Google veut stocker les énergies renouvelables… avec du sel !

mercredi 2 août 2017 à 23:50
Source de l'article : Futura-sciences.com

X, le laboratoire de recherche et développement d’Alphabet (maison mère de Google), planche sur un système de stockage des énergies renouvelables qui pourrait remplacer les solutions avec batteries lithium-ion. Baptisé Malta, celui-ci repose sur du sel et de l’antigel.

  • Le stockage et la restitution des énergies renouvelables sont des enjeux actuels majeurs.
  • Alphabet, maison mère de Google, travaille sur un système à base de sel et d’antigel. Il serait plus efficace et moins coûteux que le stockage sur batteries lithium-ion.
  • L’Allemand Siemens est également sur les rangs.

Actuellement, le recours aux énergies renouvelables pour alimenter les réseaux électriques implique une problématique de taille : le décalage entre les moments où la nature permet de collecter l’énergie à partir du soleil ou du vent et les besoins quotidiens des usagers à des périodes qui ne sont pas en phase avec la production. Cette situation induit un gaspillage conséquent faute de pouvoir stocker cette énergie de façon abordable et durable pour la restituer au moment voulu (voir « Le saviez-vous ? » ci-dessous).

Les solutions de stockage des énergies renouvelables existent, notamment sur des batteries lithium-ionTesla fait partie des acteurs présents sur ce créneau avec ses systèmes Powerpack (entreprises et collectivités) et Powerwall (particuliers). Récemment, la société dirigée par Elon Musk a annoncé qu’elle allait installer en Australie-Méridionale un système de stockage sur batteries lithium-ion d’une capacité de 100 mégawatts qui sera connecté à des fermes éoliennes. Mais un concurrent inattendu pourrait surgir dans les prochaines années…

Un schéma représentant le système de stockage d’énergies renouvelables du projet Malta d’Alphabet. Deux réservoirs contiennent du sel (Hot Salt Storage, en anglais sur le schéma) qui est chauffé tandis que les deux autres renferment de l’antigel refroidi (Cold Liquid Storage) par des flux d’air. Ces derniers sont ensuite envoyés vers une pompe à chaleur (Heat Pump) afin de produire de l’électricité pour alimenter le réseau. © X

Du sel chauffé et de l’antigel refroidi

En effet, dans le secret de son laboratoire de recherche et développement nommé « X », Alphabet (maison mère de Google) travaille sur une alternative qui promet d’être plus efficace et moins coûteuse que la technologie lithium-ion. Baptisé Malta, ce projet, décrit dans un article publié par Bloomberg, repose sur l’usage de sel et d’antigel pour stocker l’énergie et la restituer. Selon ses concepteurs, ce système peut non seulement conserver l’énergie plus longtemps mais aussi être financièrement compétitif face aux usines hydroélectriques et aux autres solutions de stockage des énergies propres.

Il se présente sous la forme d’une centrale électrique composée de quatre réservoirs reliés par des tuyaux à une pompe à chaleur (voir schéma ci-dessus).
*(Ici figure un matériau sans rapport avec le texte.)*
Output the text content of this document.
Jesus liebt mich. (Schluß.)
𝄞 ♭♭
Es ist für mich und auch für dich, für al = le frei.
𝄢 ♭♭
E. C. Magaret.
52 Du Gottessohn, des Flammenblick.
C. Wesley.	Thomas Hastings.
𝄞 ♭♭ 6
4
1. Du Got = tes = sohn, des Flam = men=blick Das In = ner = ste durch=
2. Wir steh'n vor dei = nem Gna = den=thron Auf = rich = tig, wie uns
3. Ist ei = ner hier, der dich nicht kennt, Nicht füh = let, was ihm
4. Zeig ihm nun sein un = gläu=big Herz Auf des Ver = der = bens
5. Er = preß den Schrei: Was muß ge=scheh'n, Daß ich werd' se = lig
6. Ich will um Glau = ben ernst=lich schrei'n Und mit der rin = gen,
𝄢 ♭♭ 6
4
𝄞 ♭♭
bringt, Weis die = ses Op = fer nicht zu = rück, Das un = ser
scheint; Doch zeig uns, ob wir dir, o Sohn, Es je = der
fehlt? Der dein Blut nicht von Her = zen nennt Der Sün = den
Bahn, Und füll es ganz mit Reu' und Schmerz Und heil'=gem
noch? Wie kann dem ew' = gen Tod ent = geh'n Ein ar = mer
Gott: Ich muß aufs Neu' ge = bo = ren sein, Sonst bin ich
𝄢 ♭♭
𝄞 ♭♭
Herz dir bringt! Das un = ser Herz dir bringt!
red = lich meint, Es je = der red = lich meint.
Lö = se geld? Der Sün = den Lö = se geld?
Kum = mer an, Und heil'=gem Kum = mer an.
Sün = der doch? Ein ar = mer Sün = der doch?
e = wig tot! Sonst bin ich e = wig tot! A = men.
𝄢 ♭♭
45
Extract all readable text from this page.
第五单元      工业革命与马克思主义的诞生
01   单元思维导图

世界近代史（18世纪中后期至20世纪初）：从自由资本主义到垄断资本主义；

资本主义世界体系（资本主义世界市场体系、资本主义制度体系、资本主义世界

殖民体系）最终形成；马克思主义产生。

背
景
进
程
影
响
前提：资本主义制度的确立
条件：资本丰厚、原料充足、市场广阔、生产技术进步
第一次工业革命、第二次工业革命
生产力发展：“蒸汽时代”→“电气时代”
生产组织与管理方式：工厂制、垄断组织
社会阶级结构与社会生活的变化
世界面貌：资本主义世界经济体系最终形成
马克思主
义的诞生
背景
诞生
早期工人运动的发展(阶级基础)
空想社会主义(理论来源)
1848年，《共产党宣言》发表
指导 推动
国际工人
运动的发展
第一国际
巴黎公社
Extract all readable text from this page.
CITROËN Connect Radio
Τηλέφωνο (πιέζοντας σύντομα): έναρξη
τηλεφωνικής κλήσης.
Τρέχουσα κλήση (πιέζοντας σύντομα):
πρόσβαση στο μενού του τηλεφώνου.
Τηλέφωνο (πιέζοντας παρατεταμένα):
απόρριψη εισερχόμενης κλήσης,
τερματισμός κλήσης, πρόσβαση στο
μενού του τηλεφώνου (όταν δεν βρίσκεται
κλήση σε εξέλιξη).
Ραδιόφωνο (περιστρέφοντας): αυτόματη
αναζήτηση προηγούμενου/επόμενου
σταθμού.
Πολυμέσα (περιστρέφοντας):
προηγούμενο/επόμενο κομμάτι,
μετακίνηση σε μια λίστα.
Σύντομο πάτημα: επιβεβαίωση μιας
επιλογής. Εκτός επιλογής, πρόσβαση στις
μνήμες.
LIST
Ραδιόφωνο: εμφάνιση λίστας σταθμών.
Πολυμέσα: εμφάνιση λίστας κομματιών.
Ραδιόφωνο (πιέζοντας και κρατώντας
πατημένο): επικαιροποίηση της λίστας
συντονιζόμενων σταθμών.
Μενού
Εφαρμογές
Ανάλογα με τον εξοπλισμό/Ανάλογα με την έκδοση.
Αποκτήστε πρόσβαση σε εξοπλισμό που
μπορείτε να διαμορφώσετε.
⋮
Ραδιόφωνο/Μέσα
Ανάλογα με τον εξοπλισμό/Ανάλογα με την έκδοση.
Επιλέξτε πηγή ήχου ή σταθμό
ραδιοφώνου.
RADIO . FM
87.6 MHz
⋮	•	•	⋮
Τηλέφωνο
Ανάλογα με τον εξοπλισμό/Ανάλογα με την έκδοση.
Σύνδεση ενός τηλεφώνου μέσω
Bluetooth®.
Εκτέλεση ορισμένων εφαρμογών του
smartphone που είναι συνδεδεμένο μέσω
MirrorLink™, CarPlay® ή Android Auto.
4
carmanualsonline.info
Deux réservoirs sont emplis de sel tandis que les deux autres sont emplis d’antigel ou d’un hydrocarbure liquide. L’énergie renouvelable, solaire ou éolienne, arrive dans le circuit. Elle est ensuite convertie en deux flux d’air : l’un chaud, l’autre froid. Le premier va chauffer le sel tandis que le second va refroidir l’antigel. L’énergie est alors stockée pour une durée qui peut varier de plusieurs heures à plusieurs jours, selon le niveau d’isolation des réservoirs.

L’avenir du projet Malta d’Alphabet n’est pas encore clair

Pour restituer cette énergie, le processus est inversé. Les flux d’air (chaud et froid) sont dirigés vers une turbine qui va produire de l’électricité pour servir le réseau à la demande. Pour le moment, le dispositif développé par Google est un prototype qui n’a pas encore été testé en conditions réelles sur un réseau électrique. Selon les ingénieurs du laboratoire X, ce système de stockage pourrait être dimensionné pour desservir des grands sites industriels, des centres de données aussi bien que de petites fermes éoliennes ou photovoltaïques.

Alphabet n’est pas le premier ni le seul à travailler sur ce concept. Bloomberg rappelle que l’Allemand Siemens est également sur les rangs. Mais les chercheurs du projet Malta ont apparemment trouvé un moyen de faire fonctionner le système à des températures inférieures, ce qui évite d’avoir à recourir à des matériaux céramiques et des aciers très coûteux.

Pour le moment, Alphabet n’a pas encore déclaré quelles étaient ses intentions avec le projet Malta. Il est probable que le géant américain cherchera à nouer un partenariat pour réaliser des essais en conditions réelles avant de poursuivre son projet.